A pharmacy owner from Syosset is facing federal charges in a $101 million Medicare and Medicaid fraud scheme, as part of a nationwide crackdown, prosecutors said Wednesday.
Jian Ai Chen, also known as Maggie, 48, a medical assistant and the owner of two pharmacies in Brooklyn, was arrested and arraigned on June 14 before Chief U.S. Magistrate Judge Lois Bloom and released on a $500,000 bond pending trial.
Chen was indicted on a charge of conspiracy to defraud in connection with a scheme to pay over $5 million in kickbacks to Medicare and Medicaid beneficiaries in exchange for bringing their prescriptions to AC Pharmacy Corp. and A Star Pharmacy Inc., Brooklyn pharmacies that she owned, prosecutors said.
Chen allegedly agreed with others to submit false and fraudulent claims to Medicare and Medicaid plans for dispensing prescription medications that were induced by the payment of kickbacks and not actually dispensed, authorities said. Chen’s pharmacies received approximately $101 million as a result of the scheme, prosecutors said.
Chen's attorney could not immediately be reached for comment.
“These enforcement actions, including against one of the largest health care fraud schemes ever prosecuted by the Justice Department, represent our intensified efforts to combat fraud and prosecute the individuals who profit from it,” Attorney General Merrick Garland said in a statement. “The Justice Department will find and bring to justice criminals who seek to defraud Americans and steal from taxpayer-funded programs.”
Chen was among 78 defendants, including Carlo Elomina Garcia, 51, of Astoria, Queens, targeted for allegedly participating in over $2.5 billion in health care fraud and opioid abuse schemes that included, in some instances, the purchase of yachts and luxury vehicles, federal prosecutors said.
Garcia, a licensed occupational therapist, and the owner of Carlo E. Garcia Occupational Therapy in Queens, was arrested and arraigned on Monday and released on a $25,000 bond pending trial.
An attorney for Garcia could not be reached for comment.
Prosecutors alleged that from May 2017 through June 2021, Garcia through his company, billed Medicare and Medicaid for over $3.9 million in occupational therapy services and was paid over $1.6 million. Prosecutors said many of the billed services were not reimbursement-eligible, were not provided as billed or were not provided at all.

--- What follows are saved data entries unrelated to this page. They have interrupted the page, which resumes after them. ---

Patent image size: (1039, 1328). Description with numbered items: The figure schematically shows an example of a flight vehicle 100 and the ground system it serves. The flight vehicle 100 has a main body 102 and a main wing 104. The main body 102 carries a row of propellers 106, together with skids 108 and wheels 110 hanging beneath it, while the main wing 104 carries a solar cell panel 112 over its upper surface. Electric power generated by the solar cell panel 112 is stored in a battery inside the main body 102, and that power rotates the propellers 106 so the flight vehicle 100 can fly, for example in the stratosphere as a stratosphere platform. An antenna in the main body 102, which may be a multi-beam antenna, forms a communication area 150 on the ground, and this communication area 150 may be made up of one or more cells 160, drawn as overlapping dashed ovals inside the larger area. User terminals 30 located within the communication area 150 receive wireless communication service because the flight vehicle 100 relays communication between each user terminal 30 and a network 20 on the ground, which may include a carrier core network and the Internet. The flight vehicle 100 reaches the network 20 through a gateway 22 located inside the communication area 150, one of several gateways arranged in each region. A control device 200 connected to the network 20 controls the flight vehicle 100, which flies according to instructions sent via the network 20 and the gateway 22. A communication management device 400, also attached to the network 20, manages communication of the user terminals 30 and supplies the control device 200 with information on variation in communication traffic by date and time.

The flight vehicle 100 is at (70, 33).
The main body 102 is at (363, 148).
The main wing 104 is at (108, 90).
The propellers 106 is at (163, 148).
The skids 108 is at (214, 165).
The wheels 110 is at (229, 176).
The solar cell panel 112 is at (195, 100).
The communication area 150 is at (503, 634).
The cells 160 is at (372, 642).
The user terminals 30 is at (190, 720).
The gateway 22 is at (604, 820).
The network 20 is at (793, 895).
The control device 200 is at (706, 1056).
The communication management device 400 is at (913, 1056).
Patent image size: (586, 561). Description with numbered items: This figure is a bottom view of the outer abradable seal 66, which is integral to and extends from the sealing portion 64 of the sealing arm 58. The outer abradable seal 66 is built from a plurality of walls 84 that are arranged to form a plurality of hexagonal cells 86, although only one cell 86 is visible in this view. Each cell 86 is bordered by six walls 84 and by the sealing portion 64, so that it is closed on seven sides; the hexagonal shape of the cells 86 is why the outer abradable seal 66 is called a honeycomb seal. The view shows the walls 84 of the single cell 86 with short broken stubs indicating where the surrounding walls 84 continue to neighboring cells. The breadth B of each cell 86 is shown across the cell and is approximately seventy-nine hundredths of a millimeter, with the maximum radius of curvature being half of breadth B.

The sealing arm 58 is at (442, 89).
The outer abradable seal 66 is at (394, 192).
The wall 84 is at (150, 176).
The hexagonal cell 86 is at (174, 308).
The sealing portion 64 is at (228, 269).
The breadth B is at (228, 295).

“As alleged, the defendants abused the trust placed in them by Medicare and Medicaid by falsely billing these essential programs for their own enrichment," said U.S. Attorney for the Eastern District Breon Peace. "This enforcement action demonstrates our continued commitment to vigorously prosecute health care providers who steal from taxpayer-funded programs intended to help those in need.”